CAT's Early Learning History
IN THE BEGINNING: IN-CLASS DRAMAS
An ongoing collaboration with classroom teachers has been a vital part of the Early Learning: NYC Wolf Trap program’s growth and evolution. Created in 1993 to take CAT’s issue-based drama work into the early childhood classroom, the program initially worked with a few NYC DOE schools and then partnered with New York City’s Administration for Children’s Services (ACS) to offer five-day residencies with citywide Head Start programs.
Drawing on the child development theories of Piaget (Theory of Intellectual Development) and the subsequent critiques of those perceptions by authors such as Margaret Donaldson (“Children’s Minds ”), a core group of actor/teachers used feedback from teachers and education directors to create a successful drama structure.
Guided by two actor/teachers, the children were put “in-role” as members of a community with important responsibilities. The stories unfolded over four or five days; at some point something would put that community at risk. The children were challenged, in role, to decide how to address the problem, and the drama’s resolution reflected their choices.
For story synopsis of our two-person, interactive dramas, click below:
Alphabet Keepers – a drama about a group of elves in the Land of Letters
Magic Drum – Set in Nigeria, this drama explores the issue of inclusion and exclusion
The Tail of the Tancho – A ground-breaking drama that examines the responsibility of a community in the face of a bully
Who Stopped the Rain? – A story that explores the impact of litter on a family of rabbits’ farm
CREATING A PROFESSIONAL DEVELOPMENT MODEL
Because Head Start teachers had such strong, positive reactions to CAT’s student-centered strategy and its impact on childrens’ cognitive and emotional development, EL began to shape a new professional development thread. CAT piloted Interactive Storytelling, that could be led by a solo actor/teacher who would highlight the drama techniques and artistic skills of EL’s earlier work.

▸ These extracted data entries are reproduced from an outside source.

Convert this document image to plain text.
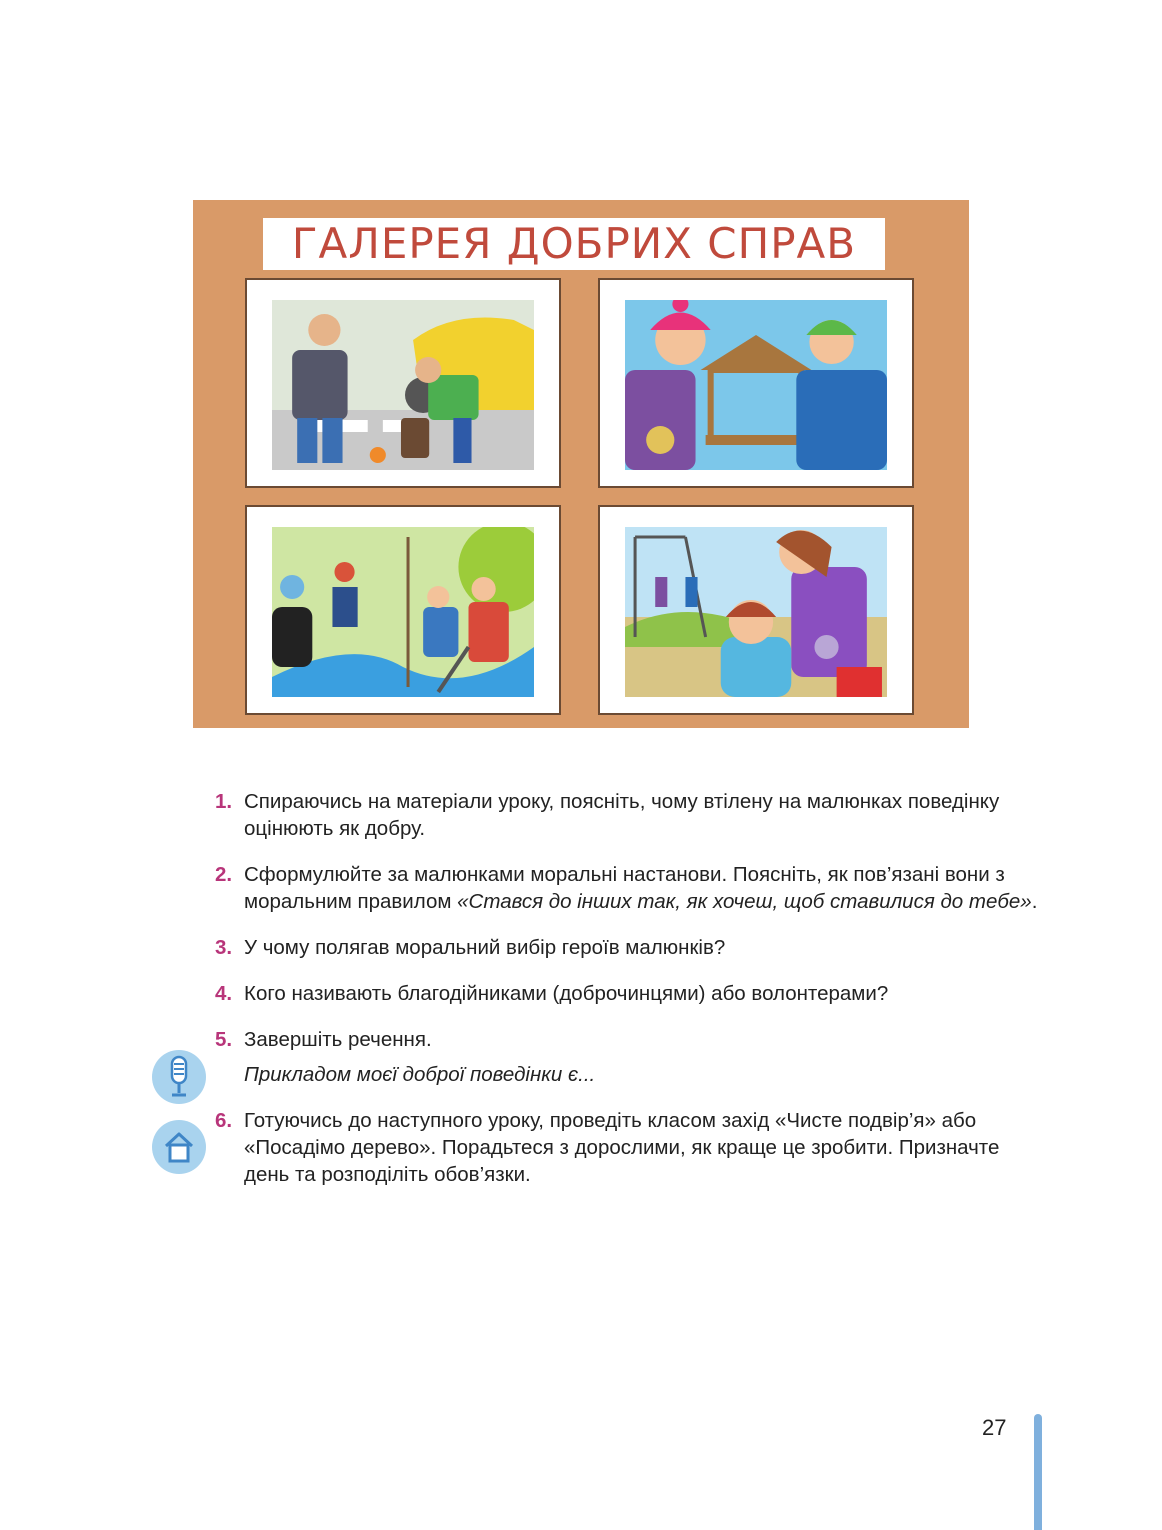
ГАЛЕРЕЯ ДОБРИХ СПРАВ
1. Спираючись на матеріали уроку, поясніть, чому втілену на малюнках поведінку оцінюють як добру.
2. Сформулюйте за малюнками моральні настанови. Поясніть, як пов’язані вони з моральним правилом «Стався до інших так, як хочеш, щоб ставилися до тебе».
3. У чому полягав моральний вибір героїв малюнків?
4. Кого називають благодійниками (доброчинцями) або волонтерами?
5. Завершіть речення.
Прикладом моєї доброї поведінки є...
6. Готуючись до наступного уроку, проведіть класом захід «Чисте подвір’я» або «Посадімо дерево». Порадьтеся з дорослими, як краще це зробити. Призначте день та розподіліть обов’язки.
27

Interactive storytelling is the process of taking the text of a picture book, turning it into a storytelling, and then adding specific call and repeat points of participation that invite listeners to participate physically and verbally.

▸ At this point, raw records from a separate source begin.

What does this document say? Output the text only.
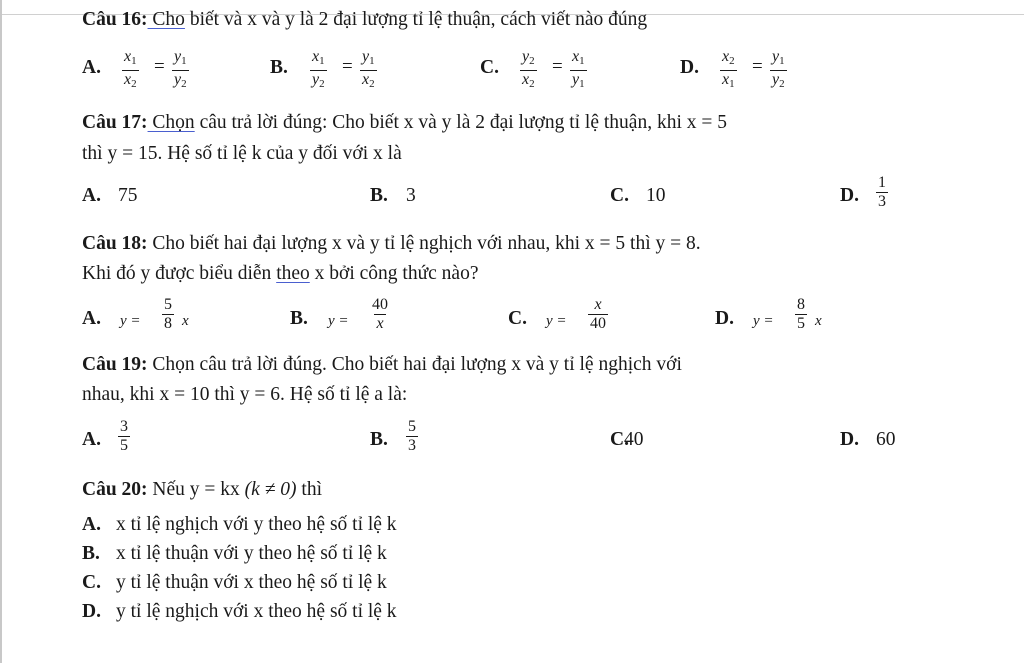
Câu 16: Cho biết và x và y là 2 đại lượng tỉ lệ thuận, cách viết nào đúng
Câu 17: Chọn câu trả lời đúng: Cho biết x và y là 2 đại lượng tỉ lệ thuận, khi x = 5
thì y = 15. Hệ số tỉ lệ k của y đối với x là
Câu 18: Cho biết hai đại lượng x và y tỉ lệ nghịch với nhau, khi x = 5 thì y = 8.
Khi đó y được biểu diễn theo x bởi công thức nào?
Câu 19: Chọn câu trả lời đúng. Cho biết hai đại lượng x và y tỉ lệ nghịch với
nhau, khi x = 10 thì y = 6. Hệ số tỉ lệ a là:
Câu 20: Nếu y = kx (k ≠ 0) thì
A. $\frac{x_1}{x_2} = \frac{y_1}{y_2}$	B. $\frac{x_1}{y_2} = \frac{y_1}{x_2}$	C. $\frac{y_2}{x_2} = \frac{x_1}{y_1}$	D. $\frac{x_2}{x_1} = \frac{y_1}{y_2}$
A. 75	B. 3	C. 10	D. $\frac{1}{3}$
A. $y = \frac{5}{8}$ x	B. $y = \frac{40}{x}$	C. $y = \frac{x}{40}$	D. $y = \frac{8}{5}$ x
A. $\frac{3}{5}$	B. $\frac{5}{3}$	C.
40	D. 60
A. x tỉ lệ nghịch với y theo hệ số tỉ lệ k
B. x tỉ lệ thuận với y theo hệ số tỉ lệ k
C. y tỉ lệ thuận với x theo hệ số tỉ lệ k
D. y tỉ lệ nghịch với x theo hệ số tỉ lệ k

The points of participation serve three purposes.
they actively engage the audience, essential for the early childhood student.
they support emergent literacy skills such as fluency, vocabulary acquisition, recall, and sequencing; and
they allow the actor/teacher and, by association, the young people, to embody multiple roles throughout the storytelling, utilizing different attitudes and physicalities that allow the students to explore different points of view and emotional dimensions.
The actor/teacher uses questions to add details and engage participants in creative problem solving. For instance, in Kevin Henkes’ book, Kitten’s First Full Moon, a kitten thinks the moon is a bowl of milk.
The actor/teacher is seated on a chair; students are clumped around his feet.
A/T: …and still the kitten couldn’t reach the milk. (In a loud, reedy voice) “I won’t give up!” He was so frustrated! Let’s all say that. All repeat. So again he said, (Finger pointing to the sky) “I want that bowl of creamy, white milk!” Let’s all say that. All repeat, fingers pointing to the sky.
A/T: So, how else could he get up into the sky and get that bowl of milk?
Child 1: Use a rocket!
A/T: That’s an idea. Would it be a big one or a little one?
Child 1: BIG!
A/T: Is there another way?
Child 2: Wings.
A/T: Where would she get the wings?
Child 3: From a bird.
Child 2: Or she could take some big leaves.
A/T: How would they stay on?
Child 2: Glue!
A/T: So the kitten said, “You know what I need?” Let’s all say that. All repeat. “Some wings!”
Even a simple exchange such as this captures what we want to do and, through our professional developments, what we want to encourage teachers to do: access the imagination of young people, ask open-ended questions, and incorporate -- even indulge in -- creative suggestions.
After a storytelling, the actor/teacher often shares the original storybook. They will “picture walk” through the book, inviting students to compare and contrast the book to the story they co-created. This reinforces literacy skills such as prediction and recall, but it also underscores the concept that story is changeable, and the power to change it is in the children’s hands.